Google testa le 'Skills' su Chrome: una nuova funzione agentica basata sull'IA

Google testa le 'Skills' su Chrome: una nuova funzione agentica basata sull'IA

Google sta conducendo esperimenti interni per trasformare il suo modello linguistico in u vero e proprio agente operativo integrato nel browser, capace di interagire direttamente con altre app e svolgere compiti complessi

di pubblicata il , alle 11:31 nel canale Web
GoogleChrome
 

Gli sviluppatori di Mountain View stanno concentrando i propri sforzi su un potenziamento sostanziale delle capacità dell'intelligenza artificiale integrata nel sistema di navigazione. Le indiscrezioni più recenti confermano che sono in corso test specifici per dotare Gemini di facoltà operative superiori, trasformandolo da semplice strumento di supporto in un vero e proprio esecutore di compiti.

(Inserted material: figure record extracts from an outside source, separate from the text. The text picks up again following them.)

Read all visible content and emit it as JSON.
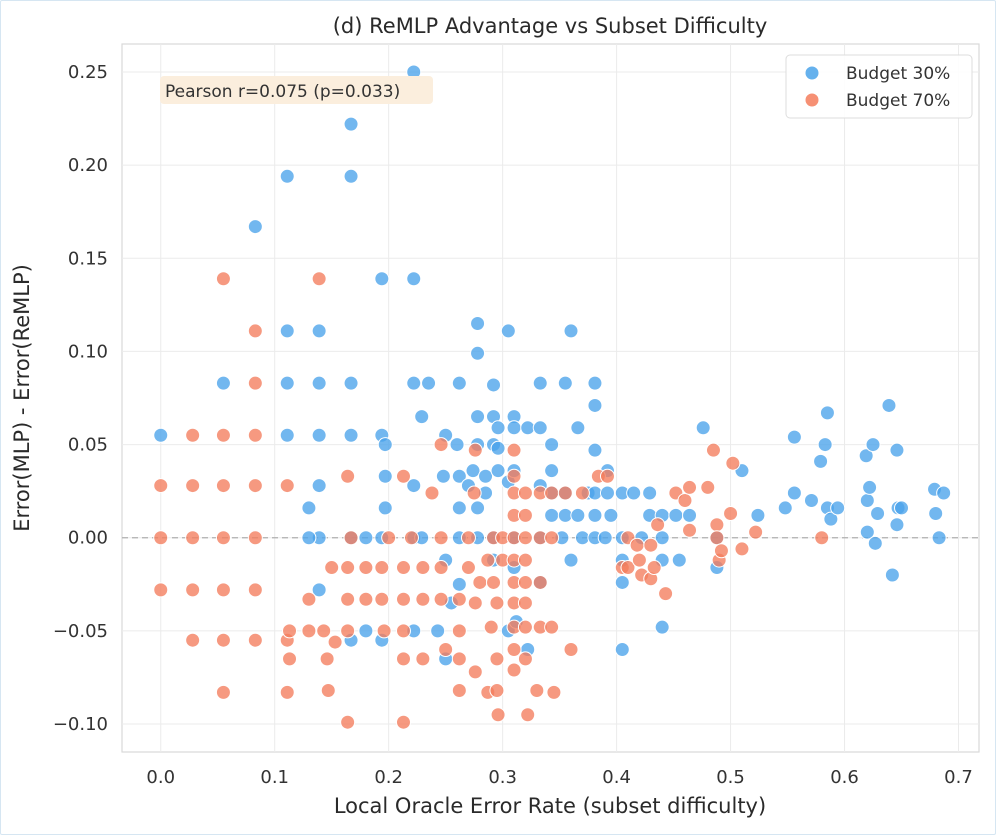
{
  "chart_data": {
    "type": "scatter",
    "title": "(d) ReMLP Advantage vs Subset Difficulty",
    "xlabel": "Local Oracle Error Rate (subset difficulty)",
    "ylabel": "Error(MLP) - Error(ReMLP)",
    "xlim": [
      -0.034,
      0.718
    ],
    "ylim": [
      -0.115,
      0.265
    ],
    "xticks": [
      0.0,
      0.1,
      0.2,
      0.3,
      0.4,
      0.5,
      0.6,
      0.7
    ],
    "xtick_labels": [
      "0.0",
      "0.1",
      "0.2",
      "0.3",
      "0.4",
      "0.5",
      "0.6",
      "0.7"
    ],
    "yticks": [
      -0.1,
      -0.05,
      0.0,
      0.05,
      0.1,
      0.15,
      0.2,
      0.25
    ],
    "ytick_labels": [
      "−0.10",
      "−0.05",
      "0.00",
      "0.05",
      "0.10",
      "0.15",
      "0.20",
      "0.25"
    ],
    "grid": true,
    "reference_line_y": 0.0,
    "legend_position": "top-right",
    "annotation": "Pearson r=0.075 (p=0.033)",
    "series": [
      {
        "name": "Budget 30%",
        "color": "#4aa3ea",
        "points": [
          [
            0.0,
            0.055
          ],
          [
            0.055,
            0.083
          ],
          [
            0.083,
            0.167
          ],
          [
            0.111,
            0.194
          ],
          [
            0.111,
            0.111
          ],
          [
            0.111,
            0.083
          ],
          [
            0.111,
            0.055
          ],
          [
            0.139,
            0.111
          ],
          [
            0.139,
            0.083
          ],
          [
            0.139,
            0.055
          ],
          [
            0.139,
            0.028
          ],
          [
            0.139,
            0.0
          ],
          [
            0.139,
            -0.028
          ],
          [
            0.167,
            0.222
          ],
          [
            0.167,
            0.194
          ],
          [
            0.167,
            0.083
          ],
          [
            0.167,
            0.055
          ],
          [
            0.167,
            0.0
          ],
          [
            0.167,
            -0.055
          ],
          [
            0.13,
            0.016
          ],
          [
            0.13,
            0.0
          ],
          [
            0.18,
            0.0
          ],
          [
            0.18,
            -0.05
          ],
          [
            0.194,
            0.139
          ],
          [
            0.194,
            0.055
          ],
          [
            0.194,
            0.0
          ],
          [
            0.194,
            -0.055
          ],
          [
            0.197,
            0.05
          ],
          [
            0.197,
            0.033
          ],
          [
            0.197,
            0.016
          ],
          [
            0.222,
            0.25
          ],
          [
            0.222,
            0.139
          ],
          [
            0.222,
            0.083
          ],
          [
            0.222,
            0.028
          ],
          [
            0.222,
            0.0
          ],
          [
            0.222,
            -0.05
          ],
          [
            0.229,
            0.065
          ],
          [
            0.229,
            0.0
          ],
          [
            0.235,
            0.083
          ],
          [
            0.243,
            -0.05
          ],
          [
            0.248,
            0.033
          ],
          [
            0.25,
            0.055
          ],
          [
            0.25,
            -0.065
          ],
          [
            0.25,
            -0.012
          ],
          [
            0.255,
            -0.035
          ],
          [
            0.26,
            0.05
          ],
          [
            0.262,
            0.083
          ],
          [
            0.262,
            0.033
          ],
          [
            0.262,
            0.016
          ],
          [
            0.262,
            0.0
          ],
          [
            0.262,
            -0.025
          ],
          [
            0.27,
            0.028
          ],
          [
            0.274,
            0.036
          ],
          [
            0.278,
            0.115
          ],
          [
            0.278,
            0.099
          ],
          [
            0.278,
            0.065
          ],
          [
            0.278,
            0.05
          ],
          [
            0.278,
            0.016
          ],
          [
            0.278,
            0.0
          ],
          [
            0.285,
            0.033
          ],
          [
            0.285,
            0.024
          ],
          [
            0.292,
            0.082
          ],
          [
            0.292,
            0.065
          ],
          [
            0.292,
            0.05
          ],
          [
            0.292,
            0.0
          ],
          [
            0.292,
            -0.012
          ],
          [
            0.296,
            0.059
          ],
          [
            0.296,
            0.048
          ],
          [
            0.296,
            0.036
          ],
          [
            0.305,
            0.111
          ],
          [
            0.305,
            0.03
          ],
          [
            0.305,
            -0.05
          ],
          [
            0.31,
            0.065
          ],
          [
            0.31,
            0.059
          ],
          [
            0.31,
            0.036
          ],
          [
            0.31,
            0.0
          ],
          [
            0.31,
            -0.016
          ],
          [
            0.312,
            -0.045
          ],
          [
            0.322,
            0.059
          ],
          [
            0.322,
            -0.06
          ],
          [
            0.333,
            0.083
          ],
          [
            0.333,
            0.059
          ],
          [
            0.333,
            0.028
          ],
          [
            0.333,
            0.0
          ],
          [
            0.333,
            -0.024
          ],
          [
            0.343,
            0.05
          ],
          [
            0.343,
            0.036
          ],
          [
            0.343,
            0.024
          ],
          [
            0.343,
            0.012
          ],
          [
            0.352,
            0.0
          ],
          [
            0.355,
            0.083
          ],
          [
            0.355,
            0.024
          ],
          [
            0.355,
            0.012
          ],
          [
            0.36,
            0.111
          ],
          [
            0.36,
            -0.012
          ],
          [
            0.366,
            0.059
          ],
          [
            0.366,
            0.012
          ],
          [
            0.37,
            0.0
          ],
          [
            0.375,
            0.024
          ],
          [
            0.381,
            0.083
          ],
          [
            0.381,
            0.071
          ],
          [
            0.381,
            0.047
          ],
          [
            0.381,
            0.024
          ],
          [
            0.381,
            0.012
          ],
          [
            0.381,
            0.0
          ],
          [
            0.39,
            0.0
          ],
          [
            0.392,
            0.036
          ],
          [
            0.392,
            0.024
          ],
          [
            0.395,
            0.012
          ],
          [
            0.405,
            0.024
          ],
          [
            0.405,
            0.0
          ],
          [
            0.405,
            -0.012
          ],
          [
            0.405,
            -0.024
          ],
          [
            0.405,
            -0.06
          ],
          [
            0.415,
            0.024
          ],
          [
            0.422,
            0.0
          ],
          [
            0.429,
            0.024
          ],
          [
            0.429,
            0.012
          ],
          [
            0.44,
            0.012
          ],
          [
            0.44,
            0.0
          ],
          [
            0.44,
            -0.012
          ],
          [
            0.44,
            -0.048
          ],
          [
            0.452,
            0.012
          ],
          [
            0.455,
            -0.012
          ],
          [
            0.464,
            0.012
          ],
          [
            0.476,
            0.059
          ],
          [
            0.488,
            0.0
          ],
          [
            0.488,
            -0.016
          ],
          [
            0.51,
            0.036
          ],
          [
            0.524,
            0.012
          ],
          [
            0.548,
            0.016
          ],
          [
            0.556,
            0.054
          ],
          [
            0.556,
            0.024
          ],
          [
            0.571,
            0.02
          ],
          [
            0.579,
            0.041
          ],
          [
            0.583,
            0.05
          ],
          [
            0.585,
            0.067
          ],
          [
            0.585,
            0.016
          ],
          [
            0.588,
            0.01
          ],
          [
            0.594,
            0.016
          ],
          [
            0.619,
            0.044
          ],
          [
            0.62,
            0.02
          ],
          [
            0.62,
            0.003
          ],
          [
            0.622,
            0.027
          ],
          [
            0.625,
            0.05
          ],
          [
            0.627,
            -0.003
          ],
          [
            0.629,
            0.013
          ],
          [
            0.639,
            0.071
          ],
          [
            0.642,
            -0.02
          ],
          [
            0.646,
            0.047
          ],
          [
            0.646,
            0.007
          ],
          [
            0.647,
            0.016
          ],
          [
            0.65,
            0.016
          ],
          [
            0.679,
            0.026
          ],
          [
            0.68,
            0.013
          ],
          [
            0.683,
            0.0
          ],
          [
            0.687,
            0.024
          ]
        ]
      },
      {
        "name": "Budget 70%",
        "color": "#f47c5c",
        "points": [
          [
            0.0,
            0.028
          ],
          [
            0.0,
            0.0
          ],
          [
            0.0,
            -0.028
          ],
          [
            0.028,
            0.055
          ],
          [
            0.028,
            0.028
          ],
          [
            0.028,
            0.0
          ],
          [
            0.028,
            -0.028
          ],
          [
            0.028,
            -0.055
          ],
          [
            0.055,
            0.139
          ],
          [
            0.055,
            0.055
          ],
          [
            0.055,
            0.028
          ],
          [
            0.055,
            0.0
          ],
          [
            0.055,
            -0.028
          ],
          [
            0.055,
            -0.055
          ],
          [
            0.055,
            -0.083
          ],
          [
            0.083,
            0.111
          ],
          [
            0.083,
            0.083
          ],
          [
            0.083,
            0.055
          ],
          [
            0.083,
            0.028
          ],
          [
            0.083,
            0.0
          ],
          [
            0.083,
            -0.028
          ],
          [
            0.083,
            -0.055
          ],
          [
            0.111,
            0.028
          ],
          [
            0.111,
            -0.055
          ],
          [
            0.111,
            -0.083
          ],
          [
            0.113,
            -0.05
          ],
          [
            0.113,
            -0.065
          ],
          [
            0.13,
            -0.05
          ],
          [
            0.13,
            -0.033
          ],
          [
            0.139,
            0.139
          ],
          [
            0.143,
            -0.05
          ],
          [
            0.146,
            -0.065
          ],
          [
            0.147,
            -0.082
          ],
          [
            0.15,
            -0.016
          ],
          [
            0.153,
            -0.056
          ],
          [
            0.164,
            0.033
          ],
          [
            0.164,
            -0.016
          ],
          [
            0.164,
            -0.033
          ],
          [
            0.164,
            -0.05
          ],
          [
            0.164,
            -0.099
          ],
          [
            0.167,
            0.0
          ],
          [
            0.18,
            -0.016
          ],
          [
            0.18,
            -0.033
          ],
          [
            0.194,
            -0.016
          ],
          [
            0.194,
            -0.033
          ],
          [
            0.196,
            -0.05
          ],
          [
            0.2,
            0.0
          ],
          [
            0.213,
            0.033
          ],
          [
            0.213,
            -0.016
          ],
          [
            0.213,
            -0.033
          ],
          [
            0.213,
            -0.05
          ],
          [
            0.213,
            -0.065
          ],
          [
            0.213,
            -0.099
          ],
          [
            0.22,
            0.0
          ],
          [
            0.23,
            -0.016
          ],
          [
            0.23,
            -0.033
          ],
          [
            0.23,
            -0.065
          ],
          [
            0.238,
            0.024
          ],
          [
            0.246,
            0.05
          ],
          [
            0.246,
            0.0
          ],
          [
            0.246,
            -0.016
          ],
          [
            0.246,
            -0.033
          ],
          [
            0.25,
            -0.06
          ],
          [
            0.262,
            -0.033
          ],
          [
            0.262,
            -0.05
          ],
          [
            0.262,
            -0.065
          ],
          [
            0.262,
            -0.082
          ],
          [
            0.27,
            0.0
          ],
          [
            0.27,
            -0.016
          ],
          [
            0.275,
            0.024
          ],
          [
            0.276,
            0.047
          ],
          [
            0.276,
            -0.035
          ],
          [
            0.276,
            -0.072
          ],
          [
            0.28,
            -0.024
          ],
          [
            0.287,
            -0.012
          ],
          [
            0.287,
            -0.083
          ],
          [
            0.29,
            -0.048
          ],
          [
            0.292,
            0.0
          ],
          [
            0.292,
            -0.024
          ],
          [
            0.295,
            -0.035
          ],
          [
            0.295,
            -0.065
          ],
          [
            0.295,
            -0.082
          ],
          [
            0.296,
            -0.095
          ],
          [
            0.3,
            0.0
          ],
          [
            0.3,
            -0.012
          ],
          [
            0.31,
            0.047
          ],
          [
            0.31,
            0.033
          ],
          [
            0.31,
            0.024
          ],
          [
            0.31,
            0.012
          ],
          [
            0.31,
            0.0
          ],
          [
            0.31,
            -0.012
          ],
          [
            0.31,
            -0.024
          ],
          [
            0.31,
            -0.035
          ],
          [
            0.31,
            -0.048
          ],
          [
            0.31,
            -0.06
          ],
          [
            0.31,
            -0.071
          ],
          [
            0.32,
            0.024
          ],
          [
            0.32,
            0.012
          ],
          [
            0.32,
            0.0
          ],
          [
            0.32,
            -0.012
          ],
          [
            0.32,
            -0.024
          ],
          [
            0.32,
            -0.035
          ],
          [
            0.32,
            -0.048
          ],
          [
            0.32,
            -0.065
          ],
          [
            0.322,
            -0.095
          ],
          [
            0.33,
            -0.082
          ],
          [
            0.333,
            0.024
          ],
          [
            0.333,
            0.0
          ],
          [
            0.333,
            -0.024
          ],
          [
            0.333,
            -0.048
          ],
          [
            0.343,
            0.024
          ],
          [
            0.343,
            0.0
          ],
          [
            0.343,
            -0.048
          ],
          [
            0.345,
            -0.083
          ],
          [
            0.355,
            0.024
          ],
          [
            0.36,
            -0.06
          ],
          [
            0.37,
            0.024
          ],
          [
            0.384,
            0.033
          ],
          [
            0.392,
            0.033
          ],
          [
            0.405,
            -0.016
          ],
          [
            0.41,
            0.0
          ],
          [
            0.41,
            -0.016
          ],
          [
            0.418,
            -0.004
          ],
          [
            0.42,
            -0.012
          ],
          [
            0.422,
            -0.02
          ],
          [
            0.43,
            -0.004
          ],
          [
            0.43,
            -0.022
          ],
          [
            0.433,
            -0.016
          ],
          [
            0.436,
            0.007
          ],
          [
            0.443,
            -0.03
          ],
          [
            0.452,
            0.024
          ],
          [
            0.46,
            0.02
          ],
          [
            0.464,
            0.027
          ],
          [
            0.464,
            0.004
          ],
          [
            0.48,
            0.027
          ],
          [
            0.485,
            0.047
          ],
          [
            0.488,
            0.007
          ],
          [
            0.488,
            0.0
          ],
          [
            0.49,
            -0.012
          ],
          [
            0.492,
            -0.007
          ],
          [
            0.5,
            0.013
          ],
          [
            0.502,
            0.04
          ],
          [
            0.51,
            -0.006
          ],
          [
            0.522,
            0.003
          ],
          [
            0.58,
            0.0
          ]
        ]
      }
    ]
  }
}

Attualmente, l'interazione con l'intelligenza artificiale su Chrome si limita a funzioni di assistenza passiva: gli utenti possono attivare il pannello laterale per ottenere spiegazioni su passaggi complessi di un testo, richiedere riassunti di pagine web o confrontare informazioni presenti su diverse schede aperte. Un esempio pratico di questa modalità è la pianificazione di un viaggio: se l'utente ha aperto schede relative a voli, hotel e attrazioni turistiche, può chiedere al sistema di estrapolare i dettagli chiave da tutte le fonti e organizzarli in un piano coerente.

Sebbene utile, tale funzionamento rimane confinato alla rielaborazione di dati già visibili, paradigma che Google intende superare nei prossimi mesi. Come individuato dall'utente Leopeva64, è apparsa all'interno del codice del browser una nuova pagina di riferimento denominata chrome://skills. Tale sezione, attualmente in fase di test interno, suggerisce la possibilità di configurare delle vere e proprie "abilità" (Skills). Dalle informazioni emerse, sarà possibile aggiungere nuove competenze assegnando loro un nome e fornendo istruzioni specifiche, permettendo così all'IA di eseguire azioni complesse all'interno dell'ambiente di navigazione.

Come abbiamo già scritto in precedenza, l'obiettivo di Google sembra quello di rendere Gemini un "agente" capace di operare in autonomia. Con il passare del tempo e l'affinamento della tecnologia, il sistema sarà in grado di recuperare pagine visitate in precedenza attraverso richieste in linguaggio naturale e, aspetto ancora più rilevante, di lavorare in stretta sinergia con altre applicazioni dell'ecosistema Google. Tutta questa infrastruttura tecnica risponde al nome in codice Project Glic.

Le integrazioni previste riguardano piattaforme centrali come Calendar, YouTube e Maps. Grazie a questa evoluzione, l'utente non sarà più costretto a passare continuamente da una scheda all'altra per gestire appuntamenti, visualizzare contenuti multimediali o consultare mappe geografiche, ma potrà coordinare tutto direttamente dall'interfaccia del browser. Al momento non sono state rilasciate date ufficiali per il rilascio pubblico, in quanto la funzionalità rimane strettamente confinata ai canali di sperimentazione interna.